Uno de los sinónimos de la palabra marca es vestigio. Podemos pensar
entonces en esos tatuajes y rituales de los maoríes, como vestigios de
un pasado tribal en el seno mismo de una sociedad "moderna", como
uno de los nombres de la memoria y un modo de culto a los muertos. Nos encontramos
aquí, en relación a los rituales de pertenencia, signados en este
caso por la violencia, y específicamente en relación a las "tribus
juveniles", con un deseo y una demanda de marcar y ser marcado, de identificarse
con algunos para poder diferenciarse de otros, de formar parte de un colectivo
sin otra meta que no sea la de pertenecer, estar incluido, en un contexto de
exclusión.
M. Margulis y M. Urresti sostienen que en las tribus prevalece la necesidad
de juntarse por el sólo hecho de estar. "La disposición
estética, por la que se afirma una presencia grupal, es al mismo tiempo
un guiño codificado emitido hacia los pares, una señal de alejamiento,
de código secreto en el que se refugia el "nosotros" frente
a la mirada de los no iniciados. Afirma y niega, ofrece pero sustrae de la mirada".
(9)
Como podemos observar en la película, la violencia y el contacto cuerpo
a cuerpo son parte de los ritos característicos de algunas tribus. Estaríamos
ante un modo de comunicación en que el cuerpo se expone y se inscribe
culturalmente, en este caso, reeditando antiguas ceremonias rituales en un contexto
totalmente diferente.
Elvira Martorell (10) sostiene, teorizando
en relación al colectivo argentino HIJOS, que para un joven, el hecho
de ser parte de una tribu significa una pertenencia que puede funcionar en el
lugar del nombre propio, como inscripción en la cultura. Sin embargo
-sostiene la misma autora-, muchos jóvenes hallan en la tribu un lugar
que los coloca en una posición de alienados en lo colectivo. Tendríamos
que pensar a partir de aquí en la posibilidad o no de estos jóvenes
de realizar su propia historia a partir de esas marcas intergeneracionales y
de pares.
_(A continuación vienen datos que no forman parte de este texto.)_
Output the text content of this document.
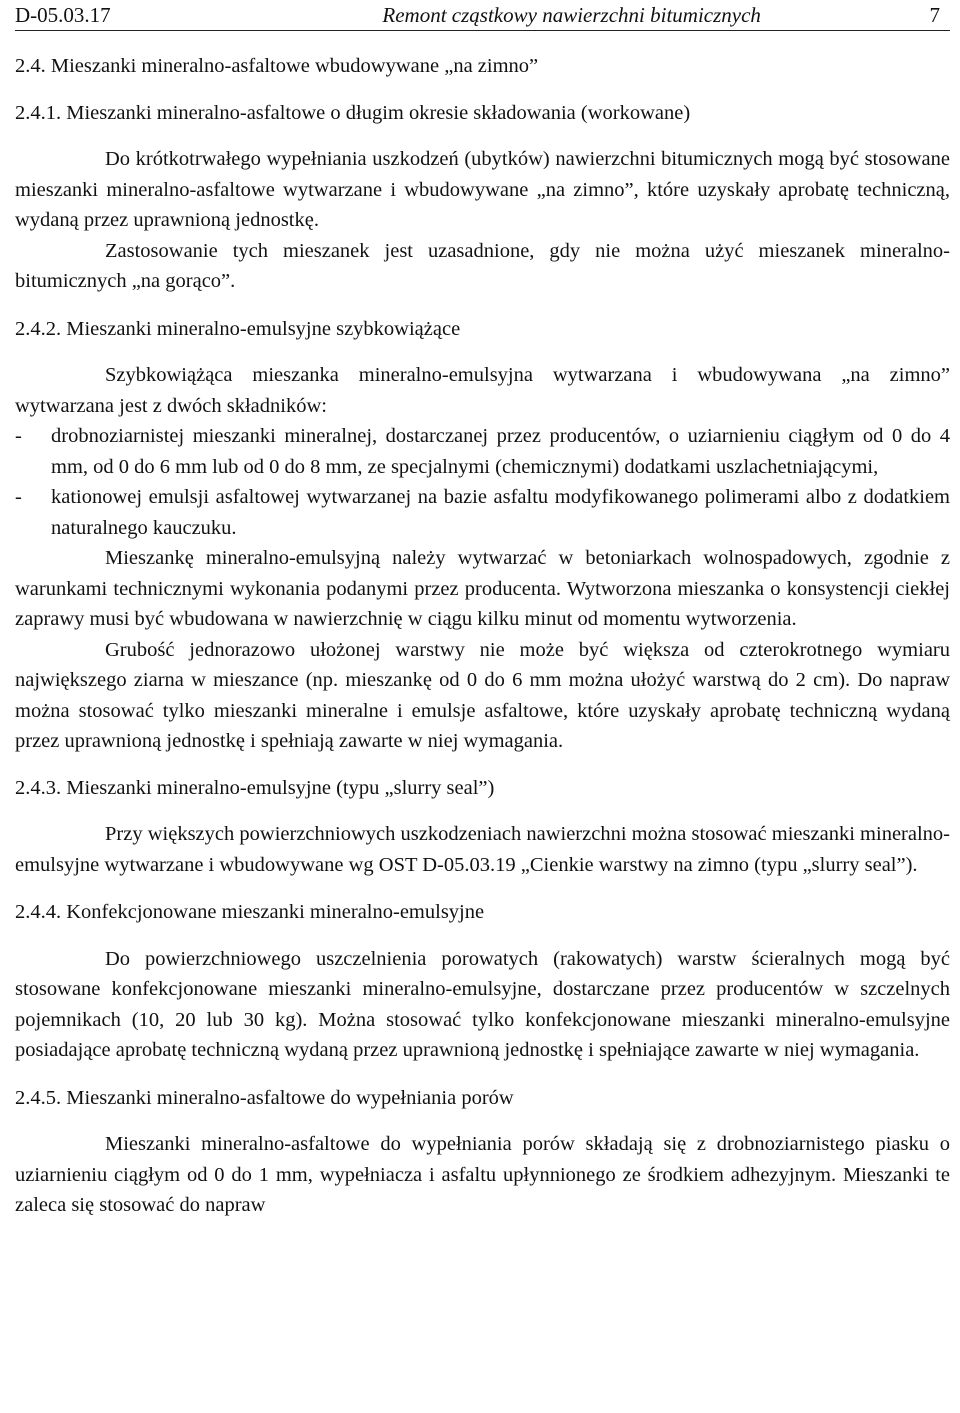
D-05.03.17	Remont cząstkowy nawierzchni bitumicznych	7

2.4. Mieszanki mineralno-asfaltowe wbudowywane „na zimno”

2.4.1. Mieszanki mineralno-asfaltowe o długim okresie składowania (workowane)

Do krótkotrwałego wypełniania uszkodzeń (ubytków) nawierzchni bitumicznych mogą być stosowane mieszanki mineralno-asfaltowe wytwarzane i wbudowywane „na zimno”, które uzyskały aprobatę techniczną, wydaną przez uprawnioną jednostkę.

Zastosowanie tych mieszanek jest uzasadnione, gdy nie można użyć mieszanek mineralno-bitumicznych „na gorąco”.

2.4.2. Mieszanki mineralno-emulsyjne szybkowiążące

Szybkowiążąca mieszanka mineralno-emulsyjna wytwarzana i wbudowywana „na zimno” wytwarzana jest z dwóch składników:

- drobnoziarnistej mieszanki mineralnej, dostarczanej przez producentów, o uziarnieniu ciągłym od 0 do 4 mm, od 0 do 6 mm lub od 0 do 8 mm, ze specjalnymi (chemicznymi) dodatkami uszlachetniającymi,
- kationowej emulsji asfaltowej wytwarzanej na bazie asfaltu modyfikowanego polimerami albo z dodatkiem naturalnego kauczuku.

Mieszankę mineralno-emulsyjną należy wytwarzać w betoniarkach wolnospadowych, zgodnie z warunkami technicznymi wykonania podanymi przez producenta. Wytworzona mieszanka o konsystencji ciekłej zaprawy musi być wbudowana w nawierzchnię w ciągu kilku minut od momentu wytworzenia.

Grubość jednorazowo ułożonej warstwy nie może być większa od czterokrotnego wymiaru największego ziarna w mieszance (np. mieszankę od 0 do 6 mm można ułożyć warstwą do 2 cm). Do napraw można stosować tylko mieszanki mineralne i emulsje asfaltowe, które uzyskały aprobatę techniczną wydaną przez uprawnioną jednostkę i spełniają zawarte w niej wymagania.

2.4.3. Mieszanki mineralno-emulsyjne (typu „slurry seal”)

Przy większych powierzchniowych uszkodzeniach nawierzchni można stosować mieszanki mineralno-emulsyjne wytwarzane i wbudowywane wg OST D-05.03.19 „Cienkie warstwy na zimno (typu „slurry seal”).

2.4.4. Konfekcjonowane mieszanki mineralno-emulsyjne

Do powierzchniowego uszczelnienia porowatych (rakowatych) warstw ścieralnych mogą być stosowane konfekcjonowane mieszanki mineralno-emulsyjne, dostarczane przez producentów w szczelnych pojemnikach (10, 20 lub 30 kg). Można stosować tylko konfekcjonowane mieszanki mineralno-emulsyjne posiadające aprobatę techniczną wydaną przez uprawnioną jednostkę i spełniające zawarte w niej wymagania.

2.4.5. Mieszanki mineralno-asfaltowe do wypełniania porów

Mieszanki mineralno-asfaltowe do wypełniania porów składają się z drobnoziarnistego piasku o uziarnieniu ciągłym od 0 do 1 mm, wypełniacza i asfaltu upłynnionego ze środkiem adhezyjnym. Mieszanki te zaleca się stosować do napraw
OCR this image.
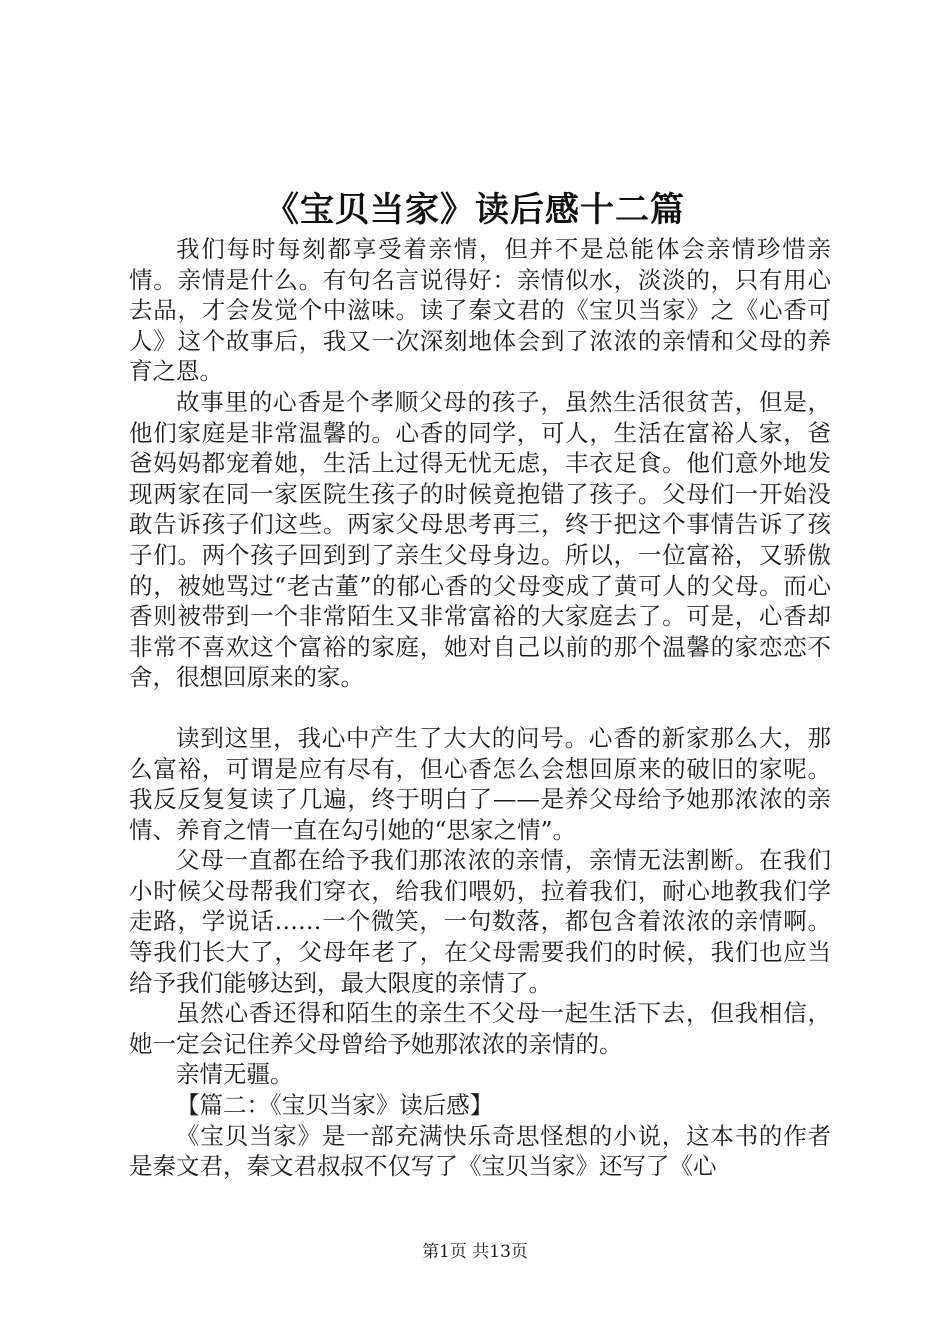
《宝贝当家》读后感十二篇

我们每时每刻都享受着亲情，但并不是总能体会亲情珍惜亲情。亲情是什么。有句名言说得好：亲情似水，淡淡的，只有用心去品，才会发觉个中滋味。读了秦文君的《宝贝当家》之《心香可人》这个故事后，我又一次深刻地体会到了浓浓的亲情和父母的养育之恩。

故事里的心香是个孝顺父母的孩子，虽然生活很贫苦，但是，他们家庭是非常温馨的。心香的同学，可人，生活在富裕人家，爸爸妈妈都宠着她，生活上过得无忧无虑，丰衣足食。他们意外地发现两家在同一家医院生孩子的时候竟抱错了孩子。父母们一开始没敢告诉孩子们这些。两家父母思考再三，终于把这个事情告诉了孩子们。两个孩子回到到了亲生父母身边。所以，一位富裕，又骄傲的，被她骂过“老古董”的郁心香的父母变成了黄可人的父母。而心香则被带到一个非常陌生又非常富裕的大家庭去了。可是，心香却非常不喜欢这个富裕的家庭，她对自己以前的那个温馨的家恋恋不舍，很想回原来的家。

读到这里，我心中产生了大大的问号。心香的新家那么大，那么富裕，可谓是应有尽有，但心香怎么会想回原来的破旧的家呢。我反反复复读了几遍，终于明白了——是养父母给予她那浓浓的亲情、养育之情一直在勾引她的“思家之情”。

父母一直都在给予我们那浓浓的亲情，亲情无法割断。在我们小时候父母帮我们穿衣，给我们喂奶，拉着我们，耐心地教我们学走路，学说话……一个微笑，一句数落，都包含着浓浓的亲情啊。等我们长大了，父母年老了，在父母需要我们的时候，我们也应当给予我们能够达到，最大限度的亲情了。

虽然心香还得和陌生的亲生不父母一起生活下去，但我相信，她一定会记住养父母曾给予她那浓浓的亲情的。

亲情无疆。

【篇二：《宝贝当家》读后感】

《宝贝当家》是一部充满快乐奇思怪想的小说，这本书的作者是秦文君，秦文君叔叔不仅写了《宝贝当家》还写了《心

第1页 共13页
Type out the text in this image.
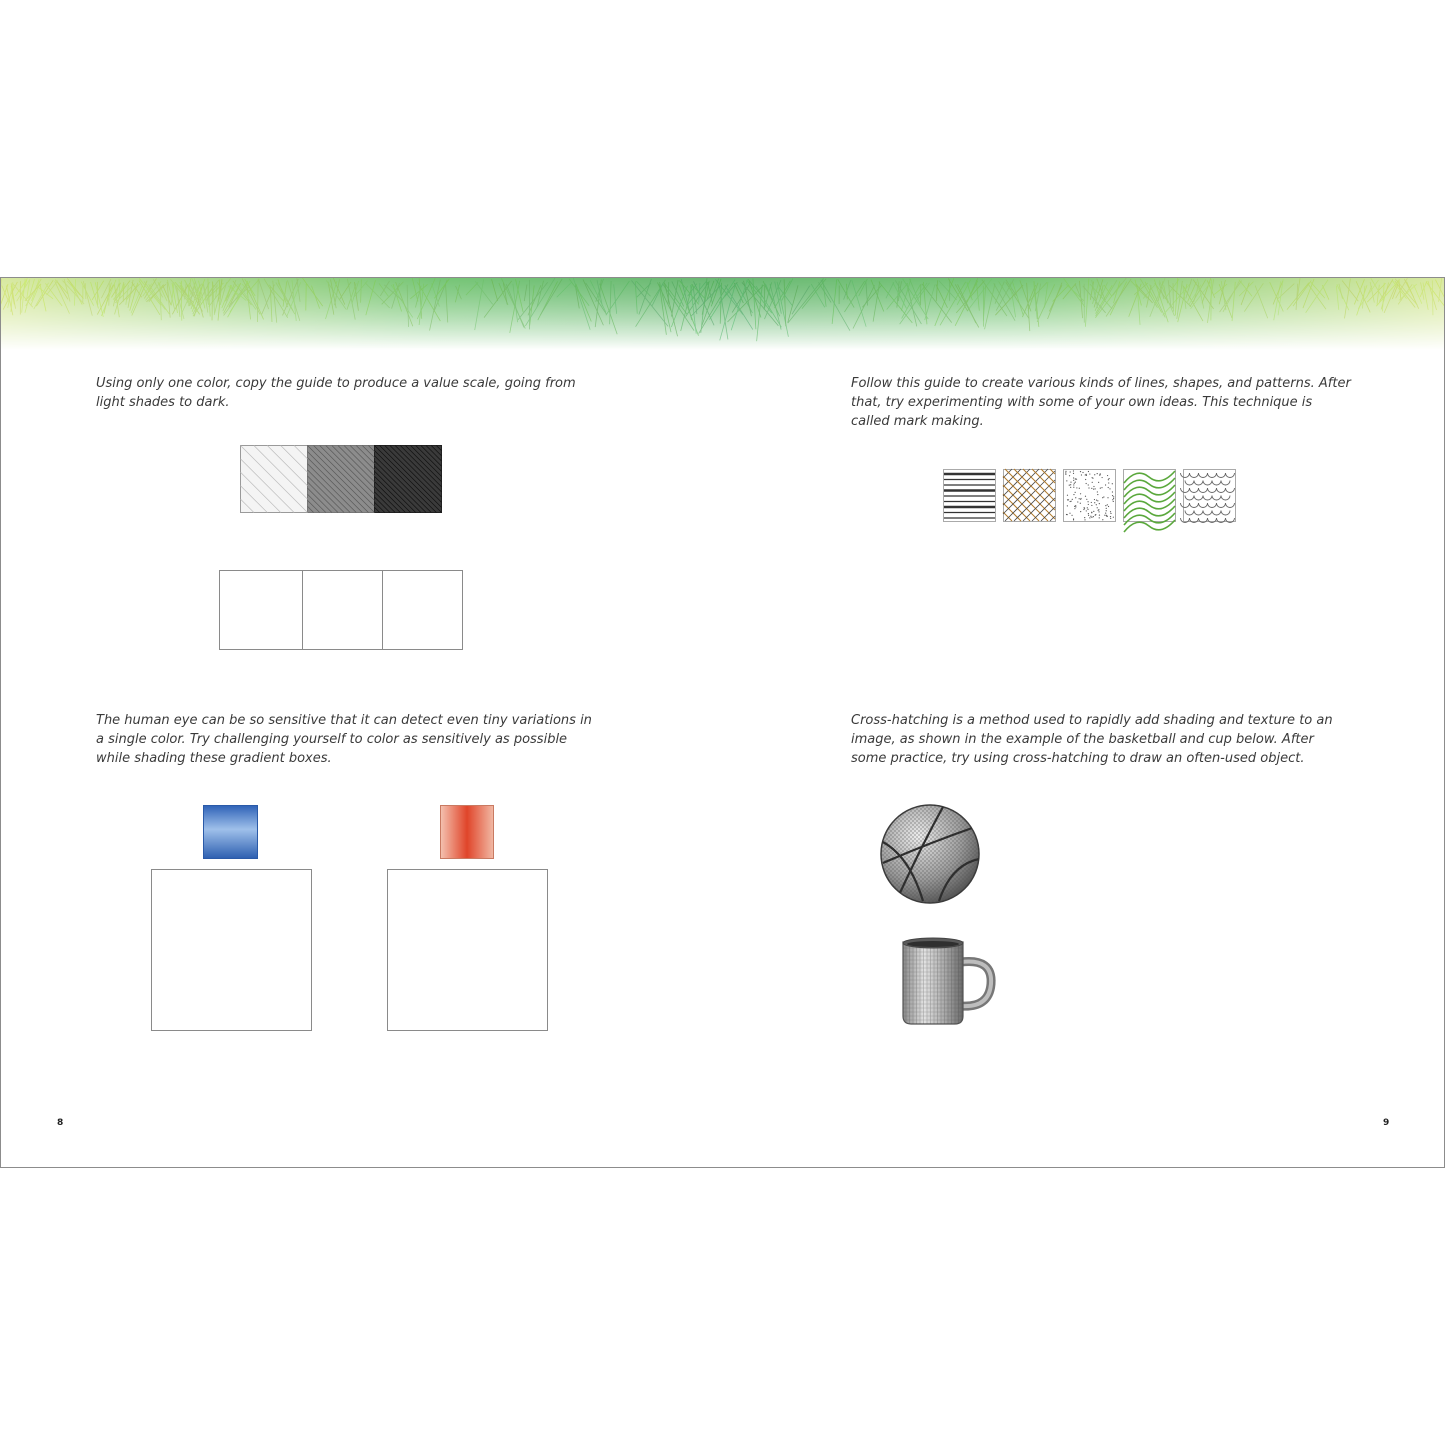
Using only one color, copy the guide to produce a value scale, going from light shades to dark.

The human eye can be so sensitive that it can detect even tiny variations in a single color. Try challenging yourself to color as sensitively as possible while shading these gradient boxes.

8

Follow this guide to create various kinds of lines, shapes, and patterns. After that, try experimenting with some of your own ideas. This technique is called mark making.

Cross-hatching is a method used to rapidly add shading and texture to an image, as shown in the example of the basketball and cup below. After some practice, try using cross-hatching to draw an often-used object.

9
Es decir, en la posibilidad de incluir la historia y la cultura en
un relato propio.
También podríamos arriesgar que, más allá de la
moda, el tatuaje puede ser pensado como una necesidad de marcas escritas en
el cuerpo, precisamente por la debilidad de otras marcas, de marcas de otro
orden -subjetivo y social- que impliquen inclusión. El amor y la
furia ubica su historia en los bordes de la inclusión y marginación
de las sociedades actuales. Puede observarse, por ejemplo, de qué modo
las fronteras culturales son delimitadas por la arquitectura urbana, que establece
lugares para las diferentes "categorías" de personas. No todos
están incluidos en el desarrollo. La imagen de la autopista, en los límites
de los hogares suburbanos, bordeando la exclusión; contrapuesta a las
imágenes idealizadas de los paisajes paradisíacos de Nueva Zelanda,
opera como metáfora de una sociedad que presenta con toda intensidad
el reverso de la globalización y la modernización.